Para petani terpaksa mulai merampok rekan-rekan mereka. Hal ini menyebabkan keterasingan yang lebih besar dan pertempuran nyata. Bahkan ketika mereka sampai di Konstantinopel, mereka tidak mendapat sambutan hangat di sana. Kaisar Alexei memerintahkan mereka untuk ditempatkan di luar kota dan diangkut ke Asia secepat mungkin. Dan di sana tentara salib pertama sudah menghadapi pembalasan dari orang-orang Turki yang suka berperang.

Perang Salib Pertama

Pada tahun 1096, tentara berangkat untuk membersihkan Timur Tengah melalui tiga rute. Panglima memimpin pasukannya melalui laut dan darat. Para baron feodal dan tentara mereka mengabaikan instruksi Paus dan bertindak dengan metode mereka sendiri. Mereka tidak berdiri dalam upacara dengan saudara-saudara Bizantium mereka - dalam setahun mereka berhasil menjarah beberapa kota. Bentrokan sering terjadi antar pasukan. Kaisar dan penduduk Konstantinopel menyaksikan dengan ngeri ketika tentara berkekuatan 30.000 orang tiba di kota mereka. Tentara salib tidak berdiri pada upacara dengan penduduk setempat dan konflik segera dimulai. Para pejuang tujuan suci tidak lagi mempercayai pemandu Bizantium, karena mereka sering kali terjebak dalam perangkap karena kesalahan mereka.

Orang-orang Eropa tidak menyangka lawan mereka akan melancarkan serangan terhadap tentara mereka. Kavaleri musuh yang bersenjata lengkap menyerbu masuk seperti angin puyuh dan berhasil melarikan diri sebelum kavaleri lapis baja berat mulai mengejar. Selain itu, semua orang mengalami demoralisasi karena kurangnya perbekalan dan air. Kaum Muslim dengan hati-hati meracuni semua sumur. Tentara yang malang menanggung kesulitan seperti itu dengan susah payah, tetapi semangat juang segera tumbuh lebih kuat - kemenangan dimenangkan dan Antiokhia direbut. Perang Salib Pertama dihargai dengan ditemukannya sebuah kuil besar - tombak yang digunakan orang Romawi untuk menusuk sisi Yesus. Penemuan ini sangat menginspirasi umat Kristiani sehingga setahun kemudian mereka merebut Yerusalem. Semua warga tewas - baik Muslim maupun Yahudi. Hasil dari perang salib pertama adalah pembentukan tiga negara baru sekaligus - Kabupaten Edessa, Kerajaan Antiokhia dan Kerajaan Yerusalem.

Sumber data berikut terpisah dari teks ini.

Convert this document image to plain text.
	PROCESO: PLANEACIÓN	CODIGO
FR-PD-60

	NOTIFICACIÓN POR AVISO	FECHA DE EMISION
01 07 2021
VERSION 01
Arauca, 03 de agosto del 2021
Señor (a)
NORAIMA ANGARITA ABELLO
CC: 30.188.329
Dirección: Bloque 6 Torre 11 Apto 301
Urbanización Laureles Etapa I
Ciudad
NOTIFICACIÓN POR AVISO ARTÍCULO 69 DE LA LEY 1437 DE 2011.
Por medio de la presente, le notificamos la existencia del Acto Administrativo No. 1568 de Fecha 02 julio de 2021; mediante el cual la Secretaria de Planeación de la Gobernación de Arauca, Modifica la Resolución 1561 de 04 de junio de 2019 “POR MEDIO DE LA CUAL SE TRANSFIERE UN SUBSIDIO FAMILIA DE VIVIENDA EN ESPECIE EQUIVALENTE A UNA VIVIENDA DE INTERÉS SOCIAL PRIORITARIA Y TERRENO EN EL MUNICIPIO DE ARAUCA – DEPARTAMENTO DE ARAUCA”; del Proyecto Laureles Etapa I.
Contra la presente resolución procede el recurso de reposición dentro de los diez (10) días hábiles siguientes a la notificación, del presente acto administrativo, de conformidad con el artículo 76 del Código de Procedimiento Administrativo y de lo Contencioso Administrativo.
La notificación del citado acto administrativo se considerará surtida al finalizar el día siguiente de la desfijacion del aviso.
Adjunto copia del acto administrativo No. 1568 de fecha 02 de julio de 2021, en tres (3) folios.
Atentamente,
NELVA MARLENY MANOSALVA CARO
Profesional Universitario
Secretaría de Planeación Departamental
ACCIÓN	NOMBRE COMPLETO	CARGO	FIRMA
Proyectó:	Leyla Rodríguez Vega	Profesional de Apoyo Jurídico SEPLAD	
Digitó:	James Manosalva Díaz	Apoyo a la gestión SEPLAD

Kaisar Alexei juga ikut serta dalam penaklukan tersebut dan mampu mengalahkan pasukan Kilych Arslan I dan merebut Nicea. Tentara salib yang tidak puas mulai memprotes karena merekalah yang melemahkan musuh. Kaisar terpaksa membagi rampasannya. Godfrey dari Bouillon, yang memimpin Kerajaan Yerusalem, menerima gelar bangga sebagai “Penjaga Makam Suci.” Kemenangan dan wilayah baru memperjelas kepada semua orang bahwa perang salib semacam itu akan bermanfaat bagi banyak pihak. Ada jeda selama beberapa dekade.

Perang Salib Kedua. Di bawah perlindungan gereja

Hasil dari langkah pertama adalah menguatnya posisi Gereja Katolik secara nyata. Selama 45 tahun tentara salib tinggal di tanah taklukan dan mengembangkan negaranya. Namun pada tahun 1144 Mosul merebut Kabupaten Edessa, menjadi jelas bahwa pemiliknya datang untuk mengambil kembali wilayah mereka. Rumor tersebut dengan cepat mencapai Eropa Barat. Kaisar Jerman Conrad III dan Raja Prancis Louis VII memutuskan untuk melancarkan perang salib kedua. Alasan keputusan ini jelas bagi semua orang - tidak hanya mungkin mengembalikan apa yang hilang, tetapi juga merebut wilayah baru.

Satu-satunya perbedaan dalam kampanye ini adalah banteng resminya - Paus Eugenius III menjamin perlindungan gereja bagi semua peserta. Secara total, pasukan besar direkrut - 140 ribu orang. Namun, tidak ada yang mau memikirkan rencana dan mengembangkan strategi. Pasukan menderita kekalahan di semua lini. Selama tiga tahun tentara salib berusaha berperang; kekalahan di Damaskus dan Ascalon benar-benar menghancurkan moral mereka. Prancis dan Jerman terpaksa pulang dengan tangan kosong, dan barisan mereka semakin menipis.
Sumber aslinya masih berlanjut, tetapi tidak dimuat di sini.